Lihat ke Halaman Asli

Theresia Sumiyati

https://www.kompasiana.com/theresiasumiyati8117

Lelaki Pengejar Layangan

Diperbarui: 22 November 2020   15:55

Kompasiana adalah platform blog. Konten ini menjadi tanggung jawab bloger dan tidak mewakili pandangan redaksi Kompas.

Cerpen. Sumber ilustrasi: Unsplash

Abi terengah-engah. Nafasnya naik turun. Keringatnya bercucuran membasahi wajahnya. Ia menyekanya dengan ujung lengan baju. Hal yang paling tidak disukai oleh ibunya. Karena perlu tenaga ekstra untuk mencucinya.

Layang-layang yang dikejarnya tak didapatkan. Ia kalah cepat dengan Ciko yang berbadan kurus itu. Setiap mengejar layangan ia tak bisa lari kencang. Tubuh gemuknya telah menghalangi dirinya untuk berlari mendahului Ciko. Ada-ada saja yang membuat ia tertinggal dari Ciko.

Sepanjang sejarah perlayangan putus, baru sekali Abi bisa mengalahkan Ciko. Itu terjadi karena Ciko tersandung batu hingga kakinya berdarah. Kesempatam itu digunakan Abi unutk mendapatkan layangan itu. 

Sebenarnya Abi merasa tidak enak, tetapi Abi ingin merasakan gembiranya mendapatkan layangan putus. Maka ia membiarkan Ciko terjatuh, dan segera berlari sekencang-kencangnya. Ia tertawa lebar, seperti meraih kejuaraan tingkat dunia. Meskipun pada akhirnya ia memberikan layangan itu kepada Ciko, setidak-tidaknya ia sudah pernah merasakan nikmatnya kemenangan.

Abi tersenyum mengingat masa kecilnya. Saat di mana pikirannya hanya terisi dengan layangan putus. Kertas tipis yang menempel pada kerangka bambu itu telah menyita perhatiannya. Itu saja yang dipikirkan setiap sore. Ia tak pernah memedulikan yang lain. Bahkan pelajaran sekolahnya juga terbengkalai. 
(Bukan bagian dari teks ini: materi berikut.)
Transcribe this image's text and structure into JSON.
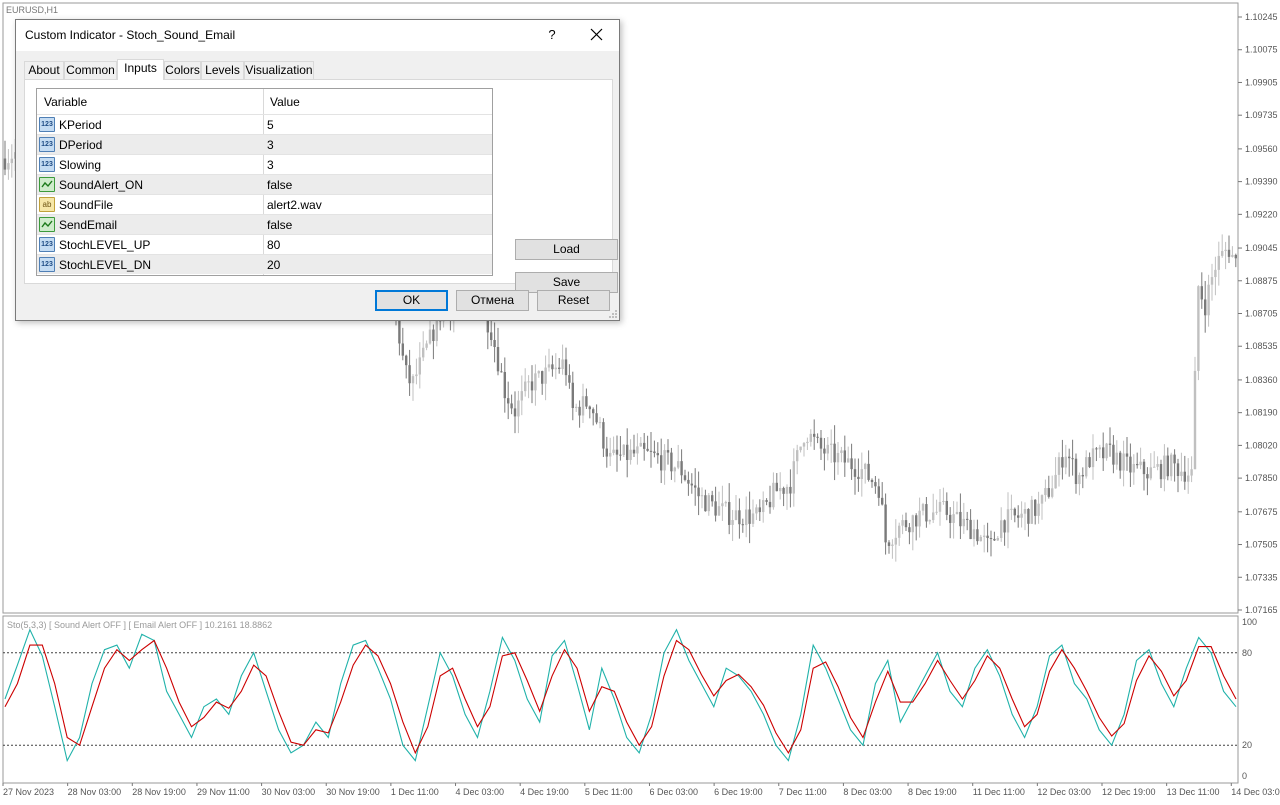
{
  "chart": {
    "symbol_label": "EURUSD,H1",
    "price_ticks": [
      "1.10245",
      "1.10075",
      "1.09905",
      "1.09735",
      "1.09560",
      "1.09390",
      "1.09220",
      "1.09045",
      "1.08875",
      "1.08705",
      "1.08535",
      "1.08360",
      "1.08190",
      "1.08020",
      "1.07850",
      "1.07675",
      "1.07505",
      "1.07335",
      "1.07165"
    ],
    "time_ticks": [
      "27 Nov 2023",
      "28 Nov 03:00",
      "28 Nov 19:00",
      "29 Nov 11:00",
      "30 Nov 03:00",
      "30 Nov 19:00",
      "1 Dec 11:00",
      "4 Dec 03:00",
      "4 Dec 19:00",
      "5 Dec 11:00",
      "6 Dec 03:00",
      "6 Dec 19:00",
      "7 Dec 11:00",
      "8 Dec 03:00",
      "8 Dec 19:00",
      "11 Dec 11:00",
      "12 Dec 03:00",
      "12 Dec 19:00",
      "13 Dec 11:00",
      "14 Dec 03:00"
    ],
    "indicator_label": "Sto(5,3,3) [ Sound Alert OFF ] [ Email Alert OFF ] 10.2161 18.8862",
    "stoch_ticks": [
      "100",
      "80",
      "20",
      "0"
    ],
    "colors": {
      "main_line": "#20b2aa",
      "signal_line": "#cc0000",
      "candle_up": "#c0c0c0",
      "candle_down": "#7a7a7a",
      "level_line": "#404040"
    }
  },
  "chart_data": [
    {
      "type": "candlestick",
      "title": "EURUSD,H1",
      "ylim": [
        1.07165,
        1.10245
      ],
      "close_path": [
        [
          0,
          1.095
        ],
        [
          20,
          1.0955
        ],
        [
          60,
          1.0942
        ],
        [
          120,
          1.0935
        ],
        [
          200,
          1.0915
        ],
        [
          280,
          1.0905
        ],
        [
          340,
          1.0895
        ],
        [
          390,
          1.0888
        ],
        [
          405,
          1.084
        ],
        [
          412,
          1.0833
        ],
        [
          440,
          1.087
        ],
        [
          470,
          1.088
        ],
        [
          490,
          1.0865
        ],
        [
          505,
          1.083
        ],
        [
          515,
          1.082
        ],
        [
          530,
          1.0834
        ],
        [
          550,
          1.084
        ],
        [
          565,
          1.0845
        ],
        [
          572,
          1.082
        ],
        [
          590,
          1.0825
        ],
        [
          600,
          1.081
        ],
        [
          610,
          1.0795
        ],
        [
          640,
          1.0798
        ],
        [
          660,
          1.0795
        ],
        [
          680,
          1.079
        ],
        [
          700,
          1.0775
        ],
        [
          715,
          1.077
        ],
        [
          730,
          1.0766
        ],
        [
          760,
          1.0765
        ],
        [
          775,
          1.0778
        ],
        [
          790,
          1.0782
        ],
        [
          805,
          1.081
        ],
        [
          820,
          1.08
        ],
        [
          840,
          1.0795
        ],
        [
          860,
          1.079
        ],
        [
          880,
          1.078
        ],
        [
          885,
          1.0752
        ],
        [
          900,
          1.076
        ],
        [
          920,
          1.0766
        ],
        [
          945,
          1.0768
        ],
        [
          960,
          1.0762
        ],
        [
          975,
          1.0758
        ],
        [
          990,
          1.0748
        ],
        [
          1000,
          1.0762
        ],
        [
          1020,
          1.0765
        ],
        [
          1040,
          1.077
        ],
        [
          1055,
          1.0785
        ],
        [
          1065,
          1.08
        ],
        [
          1078,
          1.0785
        ],
        [
          1090,
          1.0795
        ],
        [
          1110,
          1.0798
        ],
        [
          1130,
          1.079
        ],
        [
          1150,
          1.0788
        ],
        [
          1170,
          1.0792
        ],
        [
          1192,
          1.0787
        ],
        [
          1198,
          1.0885
        ],
        [
          1205,
          1.0875
        ],
        [
          1215,
          1.0895
        ],
        [
          1228,
          1.0905
        ],
        [
          1238,
          1.0895
        ]
      ]
    },
    {
      "type": "line",
      "title": "Sto(5,3,3) [ Sound Alert OFF ] [ Email Alert OFF ] 10.2161 18.8862",
      "ylim": [
        0,
        100
      ],
      "levels": [
        80,
        20
      ],
      "series": [
        {
          "values": [
            50,
            72,
            95,
            78,
            45,
            10,
            25,
            60,
            82,
            85,
            70,
            92,
            88,
            55,
            40,
            25,
            45,
            50,
            40,
            65,
            80,
            55,
            30,
            15,
            20,
            35,
            25,
            60,
            85,
            88,
            70,
            50,
            20,
            10,
            45,
            80,
            65,
            40,
            25,
            55,
            90,
            75,
            50,
            35,
            78,
            88,
            60,
            30,
            70,
            50,
            25,
            15,
            40,
            80,
            95,
            75,
            60,
            45,
            70,
            65,
            55,
            40,
            20,
            10,
            40,
            85,
            70,
            50,
            30,
            20,
            60,
            75,
            35,
            50,
            65,
            80,
            55,
            45,
            70,
            82,
            65,
            40,
            25,
            45,
            78,
            85,
            60,
            50,
            30,
            20,
            40,
            75,
            82,
            60,
            45,
            70,
            90,
            80,
            55,
            45
          ]
        },
        {
          "values": [
            45,
            60,
            85,
            85,
            60,
            25,
            20,
            45,
            70,
            82,
            75,
            82,
            88,
            70,
            48,
            32,
            38,
            48,
            44,
            55,
            72,
            65,
            42,
            22,
            20,
            30,
            28,
            48,
            72,
            85,
            78,
            60,
            35,
            15,
            32,
            65,
            70,
            50,
            32,
            45,
            78,
            80,
            62,
            42,
            65,
            82,
            70,
            42,
            58,
            55,
            35,
            20,
            32,
            65,
            88,
            82,
            66,
            52,
            62,
            66,
            58,
            46,
            28,
            15,
            30,
            70,
            74,
            58,
            38,
            25,
            48,
            68,
            48,
            48,
            60,
            75,
            62,
            50,
            62,
            78,
            70,
            50,
            32,
            40,
            68,
            82,
            70,
            55,
            38,
            26,
            34,
            62,
            78,
            68,
            52,
            62,
            84,
            84,
            65,
            50
          ]
        }
      ]
    }
  ],
  "dialog": {
    "title": "Custom Indicator - Stoch_Sound_Email",
    "help": "?",
    "tabs": [
      "About",
      "Common",
      "Inputs",
      "Colors",
      "Levels",
      "Visualization"
    ],
    "active_tab": "Inputs",
    "grid": {
      "col_variable": "Variable",
      "col_value": "Value",
      "rows": [
        {
          "icon": "number-icon",
          "icon_text": "123",
          "name": "KPeriod",
          "value": "5"
        },
        {
          "icon": "number-icon",
          "icon_text": "123",
          "name": "DPeriod",
          "value": "3"
        },
        {
          "icon": "number-icon",
          "icon_text": "123",
          "name": "Slowing",
          "value": "3"
        },
        {
          "icon": "boolean-icon",
          "icon_text": "",
          "name": "SoundAlert_ON",
          "value": "false"
        },
        {
          "icon": "string-icon",
          "icon_text": "ab",
          "name": "SoundFile",
          "value": "alert2.wav"
        },
        {
          "icon": "boolean-icon",
          "icon_text": "",
          "name": "SendEmail",
          "value": "false"
        },
        {
          "icon": "number-icon",
          "icon_text": "123",
          "name": "StochLEVEL_UP",
          "value": "80"
        },
        {
          "icon": "number-icon",
          "icon_text": "123",
          "name": "StochLEVEL_DN",
          "value": "20"
        }
      ]
    },
    "buttons": {
      "load": "Load",
      "save": "Save",
      "ok": "OK",
      "cancel": "Отмена",
      "reset": "Reset"
    }
  }
}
Kalau sudah mengejar layangan, seluru  energi ia fokuskan untuk itu. Hal yang membuatnya sering kecapekan. Ia tak sempat melakukan hal lain. Setelah mandi dan makan, langsung terkapar di kasur tipisnya. Membuka buku pelajaran, ia tak sempat lagi. Mata ngantuknya telah menggiring dirinya untuk meninggalkan semua itu. Bahkan ia tak mendengar lagi ajakan ibunya untuk doa malam bersama.

Kini bertahun telah berlalu. Rupanya Abi dan Ciko masih bertarung. Kini mereka mengejar layangan yang sesungguhnya. Rosa, gadis manis berkulit sawo matang, berambut sebahu, adalah sasaran mereka. Abi dan Ciko sama-sama menginginkannya. Abi senang dengan penampilan Rosa yang sangat dewasa, sedangkan Ciko lebih menyukai kesederhanaannya. Abi dan Ciko sama-sama tahu bahwa mereka tertarik dan menginginkan gadis yang sama. Tetapi mereka saling diam, tak pernah membicarakan hal itu. Mulut mereka seakan terkunci, takut rahasianya diketahui satu sama lain.

"Ah, Ciko selalu berlari lebih cepat daraipada aku."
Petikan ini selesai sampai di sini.